Chicago, IL – March 23, 2020 – Zacks Equity Research Shares of American States Water Company (AWR - Free Report) as the Bull of the Day, Tupperware Brands (TUP - Free Report) asthe Bear of the Day. In addition, Zacks Equity Research provides analysis on JPMorgan (JPM - Free Report) , Bank of America (BAC - Free Report) and Wells Fargo (WFC - Free Report) .

Here is a synopsis of all five stocks:

Bull of the Day:

American States Water Company, along with its subsidiaries Golden State Water Company and American States Utility Services, provides fresh water, wastewater services, and electricity to customers in the U.S.

AWR has three reportable segments: Water, Electric, and Contracted Services; each contributed 67.5%, 8.3% and 24.2% to total revenues in 2019, respectively.

For Q4, consolidated diluted EPS of 45 cents a chare beat the Zacks Consensus Estimate and grew 22% year-over-year. AWR also reported increased EPS in all of its business segments in 2019.

Cash flow remains steady thanks so the company’s primary water utility.

And with American States Utility Services, which serves privatized military bases in the U.S. under 50-year contracts, AWR essentially takes care of all water distribution and waste water collection and treatment for these bases.

This is a resilient business for AWR to have under its umbrella, especially during the current market volatility.

Earnings & Dividend Growth

Shares of AWR are up about 31% over the last one year, and have only lost 4% in value in the past three months. Earnings estimates have been rising, and American States Water Co. is a Zacks Rank #1 (Strong Buy) right now.

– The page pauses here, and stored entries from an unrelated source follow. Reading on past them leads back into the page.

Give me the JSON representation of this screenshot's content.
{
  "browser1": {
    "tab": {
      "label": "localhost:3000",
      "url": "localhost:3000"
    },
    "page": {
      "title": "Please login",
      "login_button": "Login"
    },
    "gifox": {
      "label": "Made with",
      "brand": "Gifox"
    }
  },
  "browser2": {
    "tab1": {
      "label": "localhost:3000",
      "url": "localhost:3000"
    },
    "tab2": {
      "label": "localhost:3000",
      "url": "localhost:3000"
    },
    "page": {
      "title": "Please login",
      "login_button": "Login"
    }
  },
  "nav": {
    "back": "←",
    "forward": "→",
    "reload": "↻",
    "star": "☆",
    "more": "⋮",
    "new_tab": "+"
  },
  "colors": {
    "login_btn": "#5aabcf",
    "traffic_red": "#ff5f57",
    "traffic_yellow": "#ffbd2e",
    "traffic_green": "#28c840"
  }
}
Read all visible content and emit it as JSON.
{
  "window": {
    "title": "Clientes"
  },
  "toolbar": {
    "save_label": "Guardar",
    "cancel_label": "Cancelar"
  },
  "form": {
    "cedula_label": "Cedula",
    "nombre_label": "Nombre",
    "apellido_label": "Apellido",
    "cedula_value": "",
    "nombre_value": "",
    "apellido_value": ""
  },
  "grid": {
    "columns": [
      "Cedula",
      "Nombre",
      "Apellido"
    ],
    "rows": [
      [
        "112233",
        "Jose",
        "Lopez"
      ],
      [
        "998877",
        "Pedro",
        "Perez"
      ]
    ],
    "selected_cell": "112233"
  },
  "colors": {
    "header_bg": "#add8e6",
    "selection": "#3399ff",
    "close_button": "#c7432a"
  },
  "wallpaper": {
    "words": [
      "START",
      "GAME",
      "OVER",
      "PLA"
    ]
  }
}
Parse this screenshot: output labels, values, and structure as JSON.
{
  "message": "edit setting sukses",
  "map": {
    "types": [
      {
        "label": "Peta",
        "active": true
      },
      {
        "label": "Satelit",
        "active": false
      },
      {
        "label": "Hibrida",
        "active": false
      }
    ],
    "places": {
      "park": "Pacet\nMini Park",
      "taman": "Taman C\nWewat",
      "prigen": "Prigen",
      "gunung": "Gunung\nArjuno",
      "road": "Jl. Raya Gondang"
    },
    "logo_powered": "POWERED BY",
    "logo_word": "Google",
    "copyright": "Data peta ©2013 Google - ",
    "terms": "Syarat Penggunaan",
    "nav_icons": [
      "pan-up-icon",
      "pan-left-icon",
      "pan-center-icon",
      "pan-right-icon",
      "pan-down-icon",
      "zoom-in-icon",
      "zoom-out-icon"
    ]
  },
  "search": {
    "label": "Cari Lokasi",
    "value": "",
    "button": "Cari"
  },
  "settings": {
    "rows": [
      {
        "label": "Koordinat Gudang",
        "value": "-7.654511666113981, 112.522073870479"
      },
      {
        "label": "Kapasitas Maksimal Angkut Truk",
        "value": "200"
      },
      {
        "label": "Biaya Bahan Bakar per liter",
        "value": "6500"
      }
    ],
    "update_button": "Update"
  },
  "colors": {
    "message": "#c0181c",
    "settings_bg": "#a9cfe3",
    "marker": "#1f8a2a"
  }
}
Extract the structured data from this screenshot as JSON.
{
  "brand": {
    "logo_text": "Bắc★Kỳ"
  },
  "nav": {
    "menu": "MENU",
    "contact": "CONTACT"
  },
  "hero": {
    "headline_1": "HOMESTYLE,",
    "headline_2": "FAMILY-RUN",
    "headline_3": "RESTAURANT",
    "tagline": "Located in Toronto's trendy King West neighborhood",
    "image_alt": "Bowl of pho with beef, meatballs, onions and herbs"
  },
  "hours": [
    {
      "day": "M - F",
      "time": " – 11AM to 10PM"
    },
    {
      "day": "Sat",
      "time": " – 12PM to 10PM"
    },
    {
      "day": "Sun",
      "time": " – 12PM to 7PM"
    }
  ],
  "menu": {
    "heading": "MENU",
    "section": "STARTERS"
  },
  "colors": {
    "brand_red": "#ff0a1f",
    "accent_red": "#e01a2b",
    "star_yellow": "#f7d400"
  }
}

For the current fiscal year, one analyst has revised their bottom line estimate upwards in the last 60 days, and the Zacks Consensus Estimate has moved up seven cents from $2.16 to $2.23 per share; earnings could see positive growth compared to the prior year period, too. 2021 looks pretty strong as well, with earnings and revenue expected to continue positive year-over-year growth.

While AWR’s 1.3% dividend yield may seem smaller compared to other utilities, it’s proven to be a great play for income investors. The company has not only paid a dividend every year since 1931, but increased its cash payout every year for the last 65 years. This gives AWR the coveted title of “Dividend King.”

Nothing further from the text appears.